The inlet 1o and the ``th'' outlet 11 are simultaneously sealed, and the refrigerant is prevented from flowing from the condenser 3 into the capillary tube 4.

As described above, during the operation of the rotary compressor 2, the high-pressure and high-temperature refrigerant is stopped at the first valve device 6 and the second valve device 7 and does not flow into the evaporator 5. The second valve device 7 opens, and the third valve device 9 is almost unaffected by fine dust during the refrigeration cycle and reliably seals between high and low pressure. A compact fluid control valve that is inexpensive, highly reliable, and has a simple structure can be obtained without the need for a power element.

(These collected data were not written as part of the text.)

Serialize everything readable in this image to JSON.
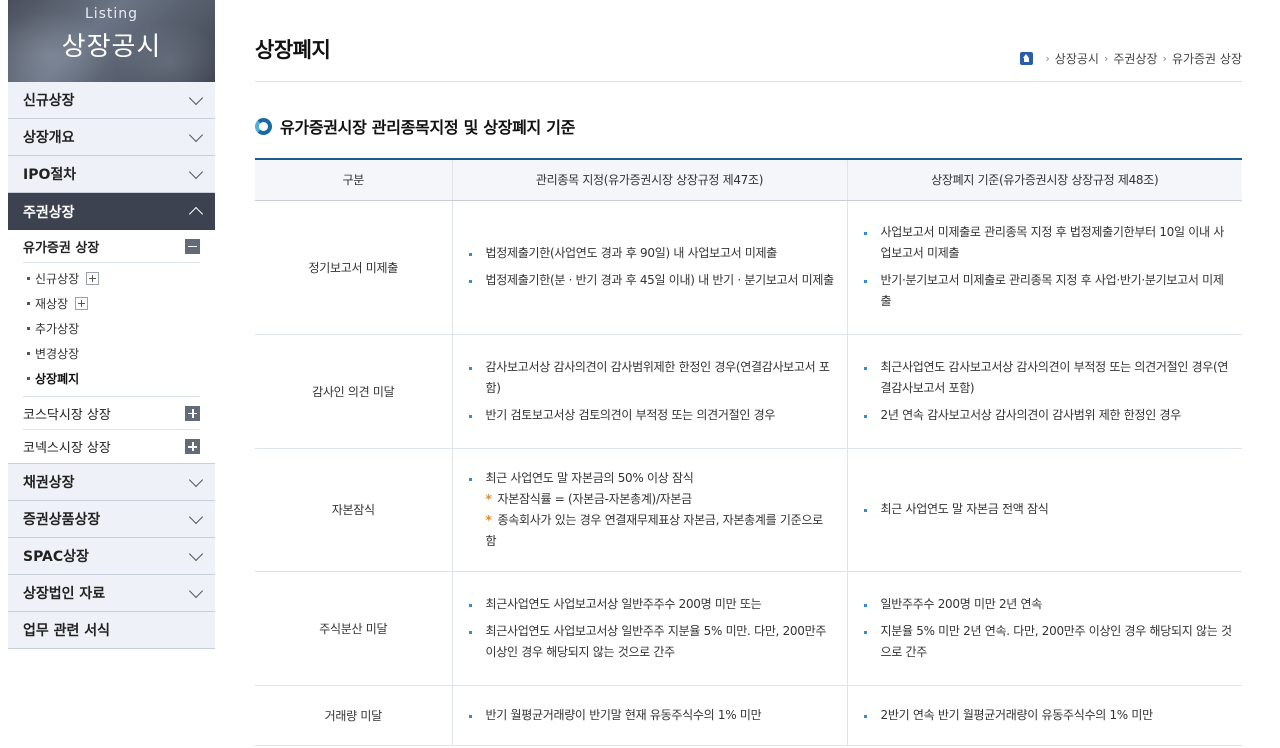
{
  "sidebar": {
    "banner_sub": "Listing",
    "banner_title": "상장공시",
    "menu": [
      {
        "label": "신규상장"
      },
      {
        "label": "상장개요"
      },
      {
        "label": "IPO절차"
      },
      {
        "label": "주권상장"
      },
      {
        "label": "채권상장"
      },
      {
        "label": "증권상품상장"
      },
      {
        "label": "SPAC상장"
      },
      {
        "label": "상장법인 자료"
      },
      {
        "label": "업무 관련 서식"
      }
    ],
    "submenu": {
      "head": "유가증권 상장",
      "items": [
        {
          "label": "신규상장"
        },
        {
          "label": "재상장"
        },
        {
          "label": "추가상장"
        },
        {
          "label": "변경상장"
        },
        {
          "label": "상장폐지"
        }
      ],
      "others": [
        {
          "label": "코스닥시장 상장"
        },
        {
          "label": "코넥스시장 상장"
        }
      ]
    }
  },
  "page": {
    "title": "상장폐지",
    "breadcrumb": [
      "상장공시",
      "주권상장",
      "유가증권 상장"
    ],
    "section_title": "유가증권시장 관리종목지정 및 상장폐지 기준"
  },
  "table": {
    "headers": [
      "구분",
      "관리종목 지정(유가증권시장 상장규정 제47조)",
      "상장폐지 기준(유가증권시장 상장규정 제48조)"
    ],
    "rows": [
      {
        "category": "정기보고서 미제출",
        "designation": [
          "법정제출기한(사업연도 경과 후 90일) 내 사업보고서 미제출",
          "법정제출기한(분 · 반기 경과 후 45일 이내) 내 반기 · 분기보고서 미제출"
        ],
        "delisting": [
          "사업보고서 미제출로 관리종목 지정 후 법정제출기한부터 10일 이내 사업보고서 미제출",
          "반기·분기보고서 미제출로 관리종목 지정 후 사업·반기·분기보고서 미제출"
        ]
      },
      {
        "category": "감사인 의견 미달",
        "designation": [
          "감사보고서상 감사의견이 감사범위제한 한정인 경우(연결감사보고서 포함)",
          "반기 검토보고서상 검토의견이 부적정 또는 의견거절인 경우"
        ],
        "delisting": [
          "최근사업연도 감사보고서상 감사의견이 부적정 또는 의견거절인 경우(연결감사보고서 포함)",
          "2년 연속 감사보고서상 감사의견이 감사범위 제한 한정인 경우"
        ]
      },
      {
        "category": "자본잠식",
        "designation_main": "최근 사업연도 말 자본금의 50% 이상 잠식",
        "designation_notes": [
          "자본잠식률 = (자본금-자본총계)/자본금",
          "종속회사가 있는 경우 연결재무제표상 자본금, 자본총계를 기준으로 함"
        ],
        "delisting": [
          "최근 사업연도 말 자본금 전액 잠식"
        ]
      },
      {
        "category": "주식분산 미달",
        "designation": [
          "최근사업연도 사업보고서상 일반주주수  200명 미만 또는",
          "최근사업연도 사업보고서상 일반주주 지분율 5% 미만. 다만, 200만주 이상인 경우 해당되지 않는 것으로 간주"
        ],
        "delisting": [
          "일반주주수 200명 미만 2년 연속",
          "지분율 5% 미만 2년 연속. 다만, 200만주 이상인 경우 해당되지 않는 것으로 간주"
        ]
      },
      {
        "category": "거래량 미달",
        "designation": [
          "반기 월평균거래량이 반기말 현재 유동주식수의 1% 미만"
        ],
        "delisting": [
          "2반기 연속 반기 월평균거래량이 유동주식수의 1% 미만"
        ]
      }
    ]
  }
}
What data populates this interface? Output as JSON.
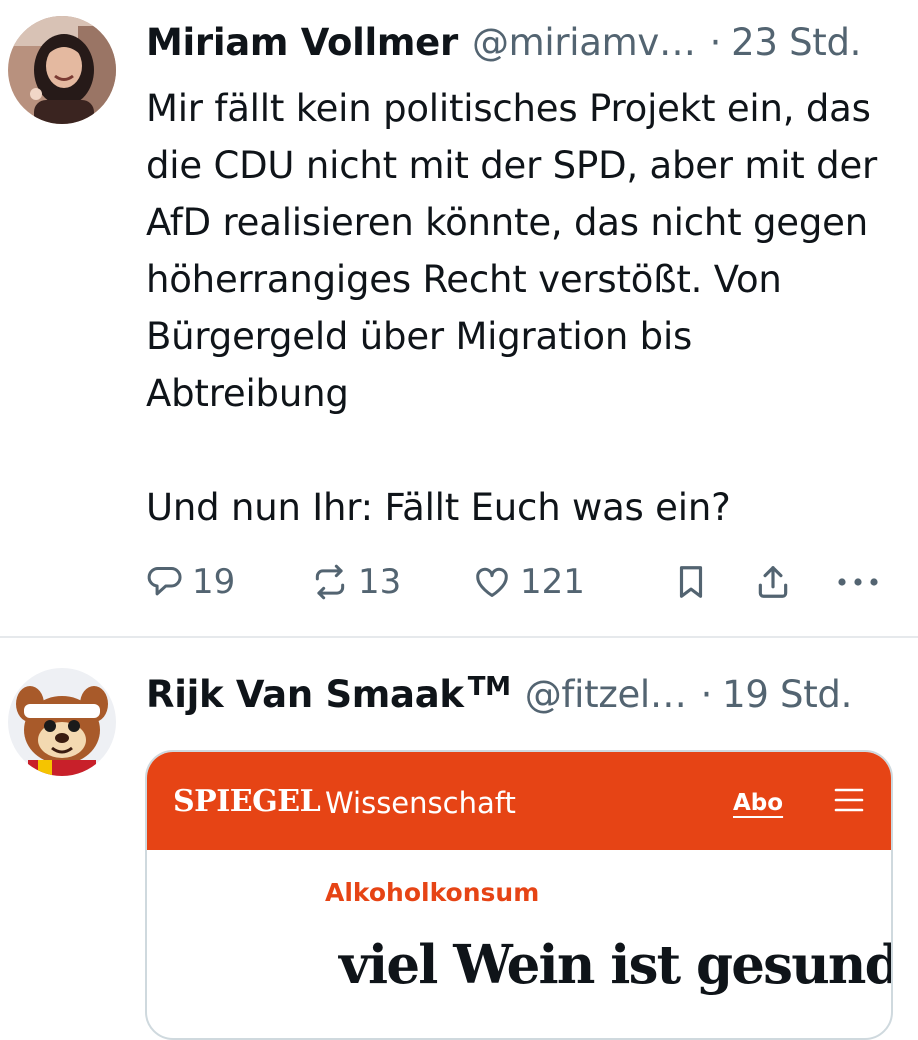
{
  "tweets": [
    {
      "name": "Miriam Vollmer",
      "handle": "@miriamv…",
      "separator": "·",
      "time": "23 Std.",
      "text_paragraphs": [
        "Mir fällt kein politisches Projekt ein, das die CDU nicht mit der SPD, aber mit der AfD realisieren könnte, das nicht gegen höherrangiges Recht verstößt. Von Bürgergeld über Migration bis Abtreibung",
        "Und nun Ihr: Fällt Euch was ein?"
      ],
      "actions": {
        "replies": "19",
        "retweets": "13",
        "likes": "121"
      }
    },
    {
      "name": "Rijk Van Smaak",
      "name_suffix": "TM",
      "handle": "@fitzel…",
      "separator": "·",
      "time": "19 Std.",
      "card": {
        "brand": "SPIEGEL",
        "section": "Wissenschaft",
        "abo_label": "Abo",
        "kicker": "Alkoholkonsum",
        "headline": "viel Wein ist gesund"
      }
    }
  ],
  "icons": {
    "reply": "speech-bubble",
    "retweet": "two-arrows-loop",
    "like": "heart-outline",
    "bookmark": "bookmark-outline",
    "share": "upload-arrow",
    "more": "three-dots",
    "card_menu": "hamburger"
  },
  "colors": {
    "text": "#0f1419",
    "secondary": "#536471",
    "spiegel_orange": "#e64415",
    "divider": "#e6e9ec"
  }
}
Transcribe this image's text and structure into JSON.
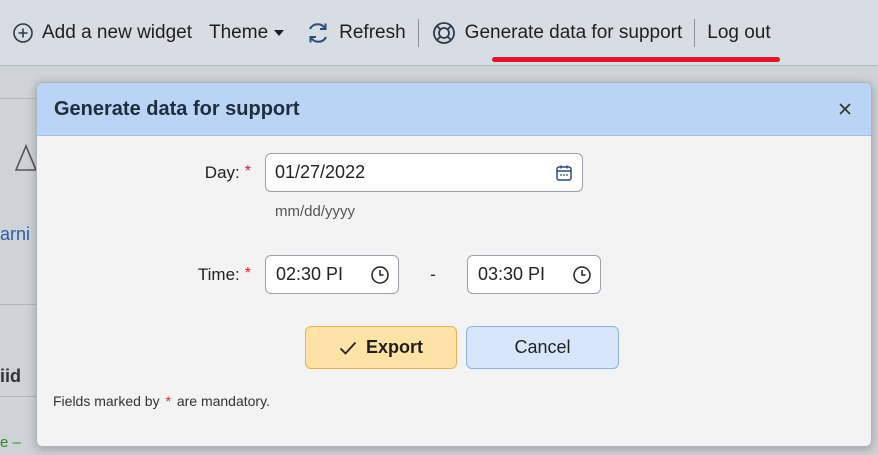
{
  "toolbar": {
    "add_widget": "Add a new widget",
    "theme": "Theme",
    "refresh": "Refresh",
    "generate": "Generate data for support",
    "logout": "Log out",
    "accent_color": "#e0142b"
  },
  "background": {
    "fragment_warn": "arni",
    "fragment_side": "iid",
    "fragment_bottom": "e –"
  },
  "dialog": {
    "title": "Generate data for support",
    "close_icon": "close-icon",
    "day": {
      "label": "Day:",
      "required_mark": "*",
      "value": "01/27/2022",
      "hint": "mm/dd/yyyy"
    },
    "time": {
      "label": "Time:",
      "required_mark": "*",
      "start": "02:30 PI",
      "separator": "-",
      "end": "03:30 PI"
    },
    "buttons": {
      "export": "Export",
      "cancel": "Cancel"
    },
    "footnote": {
      "before": "Fields marked by",
      "mark": "*",
      "after": "are mandatory."
    }
  }
}
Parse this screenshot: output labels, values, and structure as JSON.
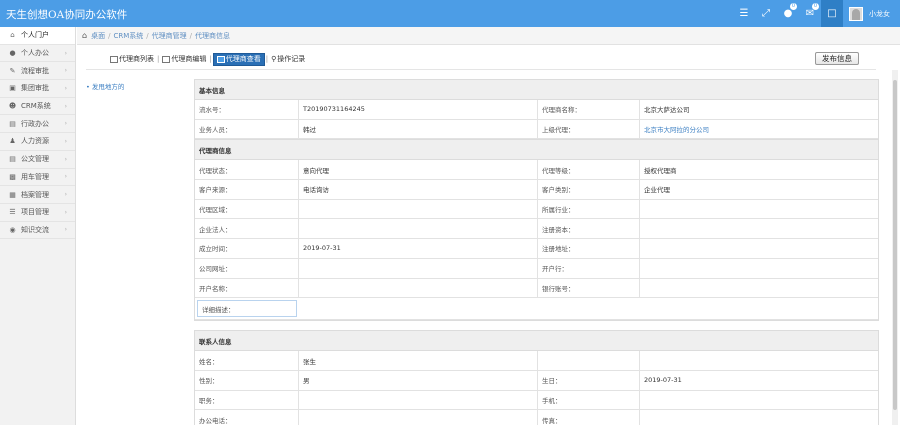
{
  "app": {
    "title": "天生创想OA协同办公软件"
  },
  "topbar": {
    "badges": [
      "0",
      "0"
    ],
    "username": "小龙女"
  },
  "sidebar": {
    "items": [
      {
        "label": "个人门户",
        "icon": "home-icon"
      },
      {
        "label": "个人办公",
        "icon": "person-icon"
      },
      {
        "label": "流程审批",
        "icon": "edit-icon"
      },
      {
        "label": "集团审批",
        "icon": "monitor-icon"
      },
      {
        "label": "CRM系统",
        "icon": "users-icon"
      },
      {
        "label": "行政办公",
        "icon": "book-icon"
      },
      {
        "label": "人力资源",
        "icon": "people-icon"
      },
      {
        "label": "公文管理",
        "icon": "document-icon"
      },
      {
        "label": "用车管理",
        "icon": "car-icon"
      },
      {
        "label": "档案管理",
        "icon": "archive-icon"
      },
      {
        "label": "项目管理",
        "icon": "list-icon"
      },
      {
        "label": "知识交流",
        "icon": "chat-icon"
      }
    ]
  },
  "breadcrumb": {
    "items": [
      "桌面",
      "CRM系统",
      "代理商管理",
      "代理商信息"
    ]
  },
  "toolbar": {
    "tools": [
      "代理商列表",
      "代理商编辑",
      "代理商查看",
      "操作记录"
    ],
    "publish_label": "发布信息"
  },
  "side_link": "• 发甩地方的",
  "form": {
    "basic": {
      "title": "基本信息",
      "serial_label": "流水号：",
      "serial_value": "T20190731164245",
      "agent_name_label": "代理商名称：",
      "agent_name_value": "北京大萨达公司",
      "salesman_label": "业务人员：",
      "salesman_value": "韩过",
      "parent_agent_label": "上级代理：",
      "parent_agent_value": "北京市大阿拉的分公司"
    },
    "agent": {
      "title": "代理商信息",
      "status_label": "代理状态：",
      "status_value": "意向代理",
      "level_label": "代理等级：",
      "level_value": "授权代理商",
      "source_label": "客户来源：",
      "source_value": "电话询访",
      "category_label": "客户类别：",
      "category_value": "企业代理",
      "region_label": "代理区域：",
      "industry_label": "所属行业：",
      "legal_label": "企业法人：",
      "capital_label": "注册资本：",
      "founded_label": "成立时间：",
      "founded_value": "2019-07-31",
      "reg_addr_label": "注册地址：",
      "website_label": "公司网址：",
      "bank_label": "开户行：",
      "account_name_label": "开户名称：",
      "account_no_label": "银行账号：",
      "desc_label": "详细描述："
    },
    "contact": {
      "title": "联系人信息",
      "name_label": "姓名：",
      "name_value": "张生",
      "gender_label": "性别：",
      "gender_value": "男",
      "birthday_label": "生日：",
      "birthday_value": "2019-07-31",
      "position_label": "职务：",
      "mobile_label": "手机：",
      "office_phone_label": "办公电话：",
      "fax_label": "传真："
    }
  }
}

Effects of the Invention As described above, the present invention has a main body formed in a cylindrical shape.
and a second valve device, the first valve device having a first valve seat body having a first inlet and a first outlet;
A first leaf pulp that simultaneously opens and closes the first inlet and the first outlet of the first valve seat body by fluid pressure, and presses the first leaf pulp against the first valve seat body. The second valve device is configured with a spring and a second valve device.
The first valve device comprises a second valve seat body having an inlet, a second leaf pulp that opens and closes the second inlet by fluid pressure, and a second outlet provided in the main body. and a third valve seat between the second valve device and the first leaf pulp that opens and closes between the first valve device and the second valve device and supports the spring. By configuring a third valve device having a body, and sandwiching a sleeve having an inner diameter slightly larger than the first leaf pulp between the third valve seat body and the first valve seat body. It is possible to obtain a compact fluid control valve that is inexpensive, highly reliable, and has a simple structure, without requiring expensive power elements such as bellows or the like.

[Brief explanation of the drawing]

FIG. 1 is an installation diagram of a fluid control valve and a refrigeration system according to an embodiment of the present invention, and FIG. 2 is a sectional view of a conventional fluid control valve and an installation diagram of a refrigeration system. 6...First valve device, 7...Second valve device, 8...Main body, 9...Third valve device, 10. ...First inlet, 11...First outlet, 12...Mountain/first valve seat body, 13...
・First leaf pulp, 14... Spring,
16...Second valve seat body, 16...Second
Entrance, 1 end...2 leaf pulp, 18.
...Second outlet, 2o...Communication hole, 22
...Mark: Third valve seat body, 24...Sleeve.

Claims (1)

[Scope of Claims] A first valve device and a second valve device are provided in a cylindrical main body, and the first valve device has a first inlet and a first outlet. a first leaf pulp that simultaneously opens and closes the first inlet and the first outlet of the first valve seat body by fluid pressure; The second valve device includes a spring that presses against the first valve seat body, and the second valve device includes a second valve seat body that has a second inlet, and a second valve seat that opens and closes the second inlet by fluid pressure. and a second outlet provided within the main body, between the first valve device and the second valve device, the first
A third valve device having a third valve seat body, which opens and closes between the first valve device and the second valve device and supports the spring, is made of leaf pulp, and the third valve device has a third valve seat body that supports the spring. A fluid control valve comprising a sleeve having an inner diameter slightly larger than the first leaf pulp sandwiched between the valve seat body No. 3 and the first valve seat body.